Simples, mais plutôt rythmées, les premières séquences ne sont ainsi pas désagréables à regarder : on parle vite, on oublie vite aussi ce que chacun dit. La caméra de Thomas Bezucha est alerte, s’entiche même de quelques travellings gracieux, et assume parfaitement son statut de comédie légère et bien ficelée. La distribution, ni révolutionnaire ni honteuse, ne constitue pas non plus un poids : certes, les personnages caricaturaux ne manquent pas de frapper le spectateur ; mais si Sarah Jessica Parker remplit sans originalité son rôle, elle le sert malgré tout.
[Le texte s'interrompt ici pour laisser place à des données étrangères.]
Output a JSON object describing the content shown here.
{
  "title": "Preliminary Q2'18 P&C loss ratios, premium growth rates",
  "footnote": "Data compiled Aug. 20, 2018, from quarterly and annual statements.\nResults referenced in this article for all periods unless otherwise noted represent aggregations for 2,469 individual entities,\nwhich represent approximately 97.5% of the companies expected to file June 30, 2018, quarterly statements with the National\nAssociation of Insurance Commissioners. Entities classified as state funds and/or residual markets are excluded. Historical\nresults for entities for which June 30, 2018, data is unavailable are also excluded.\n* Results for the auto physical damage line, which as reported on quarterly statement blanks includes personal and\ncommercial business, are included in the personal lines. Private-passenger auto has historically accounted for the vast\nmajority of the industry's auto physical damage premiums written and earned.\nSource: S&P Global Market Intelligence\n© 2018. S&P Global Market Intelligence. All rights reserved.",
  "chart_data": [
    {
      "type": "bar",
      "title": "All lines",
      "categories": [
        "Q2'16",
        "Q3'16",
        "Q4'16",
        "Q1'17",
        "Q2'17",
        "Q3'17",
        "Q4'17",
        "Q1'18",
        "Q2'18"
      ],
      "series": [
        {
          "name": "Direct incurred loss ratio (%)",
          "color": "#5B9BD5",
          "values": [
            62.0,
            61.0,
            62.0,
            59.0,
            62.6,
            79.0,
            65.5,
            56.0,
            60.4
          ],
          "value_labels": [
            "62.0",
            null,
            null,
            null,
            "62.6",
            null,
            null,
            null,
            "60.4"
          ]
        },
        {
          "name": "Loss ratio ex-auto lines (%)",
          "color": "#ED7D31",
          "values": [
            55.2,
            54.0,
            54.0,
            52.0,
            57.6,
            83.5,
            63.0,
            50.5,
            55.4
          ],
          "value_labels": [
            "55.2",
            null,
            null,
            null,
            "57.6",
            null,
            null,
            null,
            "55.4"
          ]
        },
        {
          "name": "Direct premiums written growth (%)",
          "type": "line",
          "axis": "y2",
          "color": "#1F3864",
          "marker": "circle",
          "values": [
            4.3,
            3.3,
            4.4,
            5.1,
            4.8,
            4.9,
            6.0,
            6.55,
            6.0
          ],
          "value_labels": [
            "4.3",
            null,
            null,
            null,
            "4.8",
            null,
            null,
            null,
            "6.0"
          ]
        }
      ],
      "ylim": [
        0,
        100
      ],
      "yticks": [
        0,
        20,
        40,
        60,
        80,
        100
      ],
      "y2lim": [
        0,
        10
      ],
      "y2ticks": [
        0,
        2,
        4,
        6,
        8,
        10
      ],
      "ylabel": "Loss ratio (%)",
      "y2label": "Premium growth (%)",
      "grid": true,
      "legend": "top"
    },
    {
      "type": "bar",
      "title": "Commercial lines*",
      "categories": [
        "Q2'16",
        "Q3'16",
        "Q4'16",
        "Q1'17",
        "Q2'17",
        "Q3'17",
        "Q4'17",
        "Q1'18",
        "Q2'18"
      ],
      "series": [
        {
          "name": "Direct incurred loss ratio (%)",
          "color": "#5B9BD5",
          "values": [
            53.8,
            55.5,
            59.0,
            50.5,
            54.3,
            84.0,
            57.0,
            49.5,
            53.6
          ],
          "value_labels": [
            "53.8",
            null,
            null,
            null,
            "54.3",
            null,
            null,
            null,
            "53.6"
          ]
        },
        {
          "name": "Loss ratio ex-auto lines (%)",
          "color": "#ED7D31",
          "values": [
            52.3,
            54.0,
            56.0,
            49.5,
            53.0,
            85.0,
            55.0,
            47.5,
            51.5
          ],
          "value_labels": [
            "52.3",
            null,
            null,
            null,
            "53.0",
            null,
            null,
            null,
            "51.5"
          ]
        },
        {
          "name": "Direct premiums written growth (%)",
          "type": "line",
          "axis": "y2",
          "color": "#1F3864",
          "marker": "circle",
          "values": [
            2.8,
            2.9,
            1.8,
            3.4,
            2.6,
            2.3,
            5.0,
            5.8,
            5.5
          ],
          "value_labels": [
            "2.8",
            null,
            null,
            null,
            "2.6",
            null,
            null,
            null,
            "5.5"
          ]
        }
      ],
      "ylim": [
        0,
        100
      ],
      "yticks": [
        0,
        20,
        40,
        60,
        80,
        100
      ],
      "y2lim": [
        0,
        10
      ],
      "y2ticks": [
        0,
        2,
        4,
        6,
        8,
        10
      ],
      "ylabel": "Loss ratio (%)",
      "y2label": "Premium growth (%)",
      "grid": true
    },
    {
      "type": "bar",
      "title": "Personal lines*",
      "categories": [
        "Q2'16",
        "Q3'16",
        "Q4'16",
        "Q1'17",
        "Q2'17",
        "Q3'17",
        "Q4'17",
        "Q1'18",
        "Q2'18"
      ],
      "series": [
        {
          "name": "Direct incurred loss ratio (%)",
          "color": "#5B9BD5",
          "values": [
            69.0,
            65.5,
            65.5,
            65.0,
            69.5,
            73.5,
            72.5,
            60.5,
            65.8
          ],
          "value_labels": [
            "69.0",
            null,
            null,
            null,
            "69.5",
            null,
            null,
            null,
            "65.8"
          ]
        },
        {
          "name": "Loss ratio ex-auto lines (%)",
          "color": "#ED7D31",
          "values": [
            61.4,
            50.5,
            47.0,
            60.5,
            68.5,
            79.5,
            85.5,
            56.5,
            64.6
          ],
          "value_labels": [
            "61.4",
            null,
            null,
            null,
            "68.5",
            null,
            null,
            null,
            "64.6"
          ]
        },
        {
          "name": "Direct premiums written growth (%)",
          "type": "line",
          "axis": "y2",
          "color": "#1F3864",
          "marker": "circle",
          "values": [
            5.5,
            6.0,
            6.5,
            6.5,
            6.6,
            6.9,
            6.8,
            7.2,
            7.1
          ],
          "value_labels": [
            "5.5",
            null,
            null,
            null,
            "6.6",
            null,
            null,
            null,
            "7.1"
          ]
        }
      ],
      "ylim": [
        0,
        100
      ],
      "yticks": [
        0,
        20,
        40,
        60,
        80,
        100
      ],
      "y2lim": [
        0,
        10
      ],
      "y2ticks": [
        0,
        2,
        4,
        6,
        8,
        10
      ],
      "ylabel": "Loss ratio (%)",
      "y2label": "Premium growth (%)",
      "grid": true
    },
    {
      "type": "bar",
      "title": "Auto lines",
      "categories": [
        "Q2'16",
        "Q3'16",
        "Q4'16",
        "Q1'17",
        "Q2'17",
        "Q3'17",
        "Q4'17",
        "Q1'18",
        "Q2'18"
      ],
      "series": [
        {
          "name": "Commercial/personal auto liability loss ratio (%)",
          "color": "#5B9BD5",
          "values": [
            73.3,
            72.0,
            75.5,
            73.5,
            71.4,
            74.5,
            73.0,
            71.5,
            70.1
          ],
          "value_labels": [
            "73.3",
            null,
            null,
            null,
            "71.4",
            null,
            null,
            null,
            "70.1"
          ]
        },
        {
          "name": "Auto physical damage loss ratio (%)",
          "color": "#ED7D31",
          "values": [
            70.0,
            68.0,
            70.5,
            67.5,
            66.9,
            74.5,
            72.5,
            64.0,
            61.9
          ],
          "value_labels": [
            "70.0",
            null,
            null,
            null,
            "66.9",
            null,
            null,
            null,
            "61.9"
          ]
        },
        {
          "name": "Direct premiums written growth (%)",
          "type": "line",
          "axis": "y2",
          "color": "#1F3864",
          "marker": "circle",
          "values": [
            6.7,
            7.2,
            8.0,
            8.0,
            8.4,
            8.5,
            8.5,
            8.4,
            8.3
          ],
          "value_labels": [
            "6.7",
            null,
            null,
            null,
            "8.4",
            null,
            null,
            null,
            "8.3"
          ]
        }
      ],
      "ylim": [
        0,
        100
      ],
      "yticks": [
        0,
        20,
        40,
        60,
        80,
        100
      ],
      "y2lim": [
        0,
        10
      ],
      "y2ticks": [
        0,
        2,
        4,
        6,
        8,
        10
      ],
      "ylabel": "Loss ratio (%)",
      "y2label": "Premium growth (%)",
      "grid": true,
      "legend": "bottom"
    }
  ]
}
On regrette parfois l’absence d’une Emma Thompson qui aurait sans doute donné plus de corps et de saveur au personnage de la mère que joue Diane Keaton. Les fils de la famille passent aussi agréablement, même s’ils restent pour la plupart assez transparents. On compte cependant une apparition : celle de Claire Danes, dont le personnage de Julie, la sœur de Meredith, cousu de fil blanc, n’empêche pas à l’actrice de nous rendre heureux de la revoir. Elle est belle, elle est souriante, et tient le rôle le plus important du film : celui du lien entre les deux clans opposés.
Le seul problème est la progressive chute du film dans le sentimentalisme : au lieu de poursuivre dans l’analyse de la famille, le réalisateur a choisi de montrer les personnages se révélant à eux-mêmes en un coup de baguette magique, tombant amoureux pour la plupart, pleurant à chaudes larmes devant Judy Garland (ah ! les soirées de Noël devant Meet Me in Saint-Louis !). Ils finiront tous ensemble mais en ayant changé de mentalité, en ayant accepté la différence, la faiblesse. Le vernis, fond scénaristique du début, devient la forme de la fin du film. À l’invitation à la danse des premiers plans succèdent les gros plans insistants, les phrases dégoulinantes de sucreries et un dénouement heureux, convenable, convenu. Les beaux sentiments se sont faits bons. On le regrette, car, en période de fêtes, il ne faut pas bouder ces plaisirs de midinette. Mais celui-là ne tient pas tout à fait ses promesses.